Mark Howard was one of the first two dozen or so patients to receive autologous stem cell transplants as part of OhioHealth’s new blood and marrow transplant program.

HAHANNA, Ohio – Mark Howard still doesn’t like needles. And that’s saying a lot considering how many of them he’s had to deal with over the past couple of years.

He deals with multiple myeloma, a cancer that forms in plasma cells. He was on medication and undergoing chemotherapy. But he needed a stem cell transplant.

“You can’t give up in any situation you’re going through,” Howard said.

And he didn’t give up, thanks to the constant support of his longtime love Sonny Grant.

“You hear about cancer, no matter what form of cancer it is, you hear about it, but when it hits someone you love and care about and you’re planning to live with it for the rest of your life, it’s exhausting to watch them lie there or watching their physical changes that they have to go through every day, seeing them change right in front of your eyes,” she said. “And there’s literally nothing you can do but support.”

10TV was the first to share the story of Howard’s struggles last spring. He was preparing to be one of the first patients to receive an autologous stem cell transplant as part of OhioHealth’s new Blood and Marrow Transplant Program. In such a transplant, the patient’s own cells are used.

“We destroy the bone marrow, and then we infuse the stem cells, and then those stem cells really magically go into your bone marrow, into the bone marrow, and start making new cells,” said Dr. Yvonne Efebera, medical director of the Blood Transplant Program and of Bone Marrow and Cell Therapy at OhioHealth.
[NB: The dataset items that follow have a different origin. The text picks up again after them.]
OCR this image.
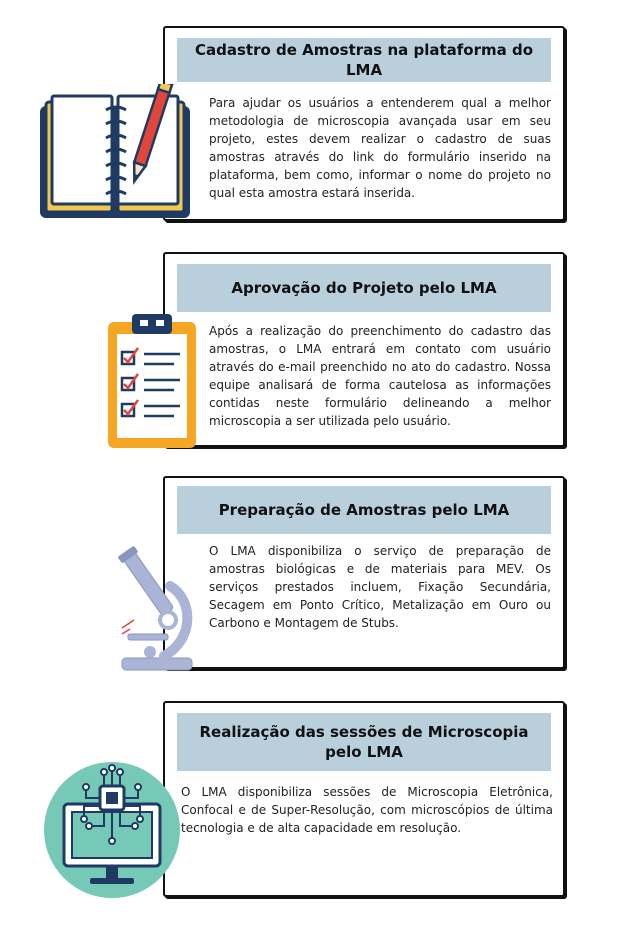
Cadastro de Amostras na plataforma do LMA
Para ajudar os usuários a entenderem qual a melhor metodologia de microscopia avançada usar em seu projeto, estes devem realizar o cadastro de suas amostras através do link do formulário inserido na plataforma, bem como, informar o nome do projeto no qual esta amostra estará inserida.
Aprovação do Projeto pelo LMA
Após a realização do preenchimento do cadastro das amostras, o LMA entrará em contato com usuário através do e-mail preenchido no ato do cadastro. Nossa equipe analisará de forma cautelosa as informações contidas neste formulário delineando a melhor microscopia a ser utilizada pelo usuário.
Preparação de Amostras pelo LMA
O LMA disponibiliza o serviço de preparação de amostras biológicas e de materiais para MEV. Os serviços prestados incluem, Fixação Secundária, Secagem em Ponto Crítico, Metalização em Ouro ou Carbono e Montagem de Stubs.
Realização das sessões de Microscopia pelo LMA
O LMA disponibiliza sessões de Microscopia Eletrônica, Confocal e de Super-Resolução, com microscópios de última tecnologia e de alta capacidade em resolução.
Since the first patient was admitted to the Bing Cancer Center program in October, Dr. Efebera said nearly 30 patients have received autologous stem cell transplants.

Howard received it on December 30th.

“I hope and pray that things go exactly the way they were supposed to,” he said. “But regardless, I have to be here, things have to go on, this thing called life.”

Howard will be back in a couple of months for a follow-up to see if the procedure has cleared up the multiple myeloma.

In the meantime, he and Grant say they will trust the process and their medical team.

“If we have to move on, we’ll just move on,” Grant said. “I mean we can bear it.”